Truly creative educational programs will present problems like this. The grading issue is always looming.
I teach an ancient history class in which some time-consuming projects have been produced by the students. Understanding the time and effort that each student has put into their creation is always a consideration. But when it comes to grading the final product, the question always stands: did the student achieve the goal(s) set at the beginning of the assignment?
Recently, they finished a Lapbook on 4 civilizations: Greece, Phoenicia, Rome and Northwest Africa. I gave them a set of directions and also a rubric stating the expectation for the project. Here is how the rubric was presented:
This project will be graded on:
1-10 points Followed directions
1-10 points Completed on time
1-10 points Neat work
1-10 points Elements of Culture information done correctly and completely
1-10 points Timeline done correctly and completely
1-10 points Borders provided for each entry
1-10 points Map locations highlighted correctly
1-10 points Information is accurate and well-written
1-10 points Front cover shows creativity
1-10 points Name on lapbook
When students know ahead of time what the grading system is, it will serve as a guide as they work. On the day that the project was due, I was able to take my grading guide and make it into a rubric like this:
____/10 points Followed directions
____/10 points Completed on time
____/10 points Neat work
____/10 points Elements of Culture information done correctly and completely
____/10 points Timeline done correctly and completely
____/10 points Borders provided for each entry
____/10 points Map locations highlighted correctly
____/10 points Information is accurate and well-written
____/10 points Front cover shows creativity
____/10 points Name on lapbook
The projects were simple to grade and no one objected to the points they earned because they knew the values and goals ahead of time.
Students appreciate clear guidelines, and they also benefit tremendously from quick feedback.
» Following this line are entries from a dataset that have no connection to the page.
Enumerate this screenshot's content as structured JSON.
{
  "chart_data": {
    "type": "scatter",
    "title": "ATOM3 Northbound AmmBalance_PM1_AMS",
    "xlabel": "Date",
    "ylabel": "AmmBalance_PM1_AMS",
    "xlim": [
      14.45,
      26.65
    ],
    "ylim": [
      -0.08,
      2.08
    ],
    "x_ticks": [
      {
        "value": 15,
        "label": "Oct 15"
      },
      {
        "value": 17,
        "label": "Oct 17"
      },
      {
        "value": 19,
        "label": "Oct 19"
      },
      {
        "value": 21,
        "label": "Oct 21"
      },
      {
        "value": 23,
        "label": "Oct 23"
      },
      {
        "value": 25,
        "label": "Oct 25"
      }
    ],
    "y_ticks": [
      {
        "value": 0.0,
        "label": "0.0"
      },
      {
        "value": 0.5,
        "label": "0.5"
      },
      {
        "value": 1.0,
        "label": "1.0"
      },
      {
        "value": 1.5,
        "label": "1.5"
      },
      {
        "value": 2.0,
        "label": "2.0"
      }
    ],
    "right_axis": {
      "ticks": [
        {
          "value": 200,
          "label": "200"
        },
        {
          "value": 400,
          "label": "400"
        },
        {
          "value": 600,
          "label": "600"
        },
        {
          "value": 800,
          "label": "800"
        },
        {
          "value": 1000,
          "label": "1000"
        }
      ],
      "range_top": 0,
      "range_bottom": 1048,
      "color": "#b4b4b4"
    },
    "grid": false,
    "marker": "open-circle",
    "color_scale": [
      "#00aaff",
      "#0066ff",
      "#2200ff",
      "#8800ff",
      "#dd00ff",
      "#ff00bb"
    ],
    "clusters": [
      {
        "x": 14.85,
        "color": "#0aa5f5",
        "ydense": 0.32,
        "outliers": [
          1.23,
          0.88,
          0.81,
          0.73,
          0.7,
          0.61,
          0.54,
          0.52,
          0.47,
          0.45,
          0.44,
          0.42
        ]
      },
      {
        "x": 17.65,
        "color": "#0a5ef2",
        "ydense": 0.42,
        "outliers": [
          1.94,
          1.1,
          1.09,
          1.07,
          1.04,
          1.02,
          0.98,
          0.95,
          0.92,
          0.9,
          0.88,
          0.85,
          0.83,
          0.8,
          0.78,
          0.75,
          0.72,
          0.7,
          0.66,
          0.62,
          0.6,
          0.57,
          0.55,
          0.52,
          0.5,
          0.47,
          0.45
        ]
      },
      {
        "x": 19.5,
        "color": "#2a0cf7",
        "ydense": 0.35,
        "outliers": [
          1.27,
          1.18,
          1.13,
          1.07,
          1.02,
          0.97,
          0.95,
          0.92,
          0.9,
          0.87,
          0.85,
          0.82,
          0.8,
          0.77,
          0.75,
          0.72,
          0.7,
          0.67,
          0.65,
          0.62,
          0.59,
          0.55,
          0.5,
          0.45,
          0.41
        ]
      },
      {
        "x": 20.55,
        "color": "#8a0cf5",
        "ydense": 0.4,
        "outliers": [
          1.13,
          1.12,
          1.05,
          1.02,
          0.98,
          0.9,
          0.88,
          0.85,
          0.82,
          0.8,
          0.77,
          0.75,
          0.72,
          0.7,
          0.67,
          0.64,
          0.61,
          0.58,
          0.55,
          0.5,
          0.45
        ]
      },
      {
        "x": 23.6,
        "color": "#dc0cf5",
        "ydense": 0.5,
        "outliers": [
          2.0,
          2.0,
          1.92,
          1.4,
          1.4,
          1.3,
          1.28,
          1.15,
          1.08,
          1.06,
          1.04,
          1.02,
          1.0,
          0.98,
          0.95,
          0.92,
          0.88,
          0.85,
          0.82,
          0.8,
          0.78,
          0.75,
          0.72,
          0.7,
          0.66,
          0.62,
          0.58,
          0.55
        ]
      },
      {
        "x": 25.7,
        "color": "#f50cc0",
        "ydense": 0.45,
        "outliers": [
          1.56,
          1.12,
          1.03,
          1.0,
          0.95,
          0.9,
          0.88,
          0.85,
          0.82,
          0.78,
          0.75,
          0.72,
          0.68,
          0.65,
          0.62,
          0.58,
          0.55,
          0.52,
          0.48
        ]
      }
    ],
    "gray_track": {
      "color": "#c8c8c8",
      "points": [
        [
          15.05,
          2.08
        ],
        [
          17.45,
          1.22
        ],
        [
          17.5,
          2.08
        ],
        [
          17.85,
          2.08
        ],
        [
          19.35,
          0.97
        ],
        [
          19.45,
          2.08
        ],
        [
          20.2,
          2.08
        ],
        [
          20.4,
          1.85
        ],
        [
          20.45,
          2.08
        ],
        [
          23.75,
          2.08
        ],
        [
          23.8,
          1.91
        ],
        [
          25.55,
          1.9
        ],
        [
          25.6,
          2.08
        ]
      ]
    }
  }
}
Whether the assignment is math, science or a history lapbook, if the assessment of the work is returned to the student quickly, they can make corrections and improve when it matters most. And for many students, feedback can be motivating!
"I think it's very important to have a feedback loop, where you're constantly thinking about what you've done and how you could be doing it better. I think that's the single best piece of advice: constantly think about how you could be doing things better and questioning yourself."
"We all need people who will give us feedback. That's how we improve."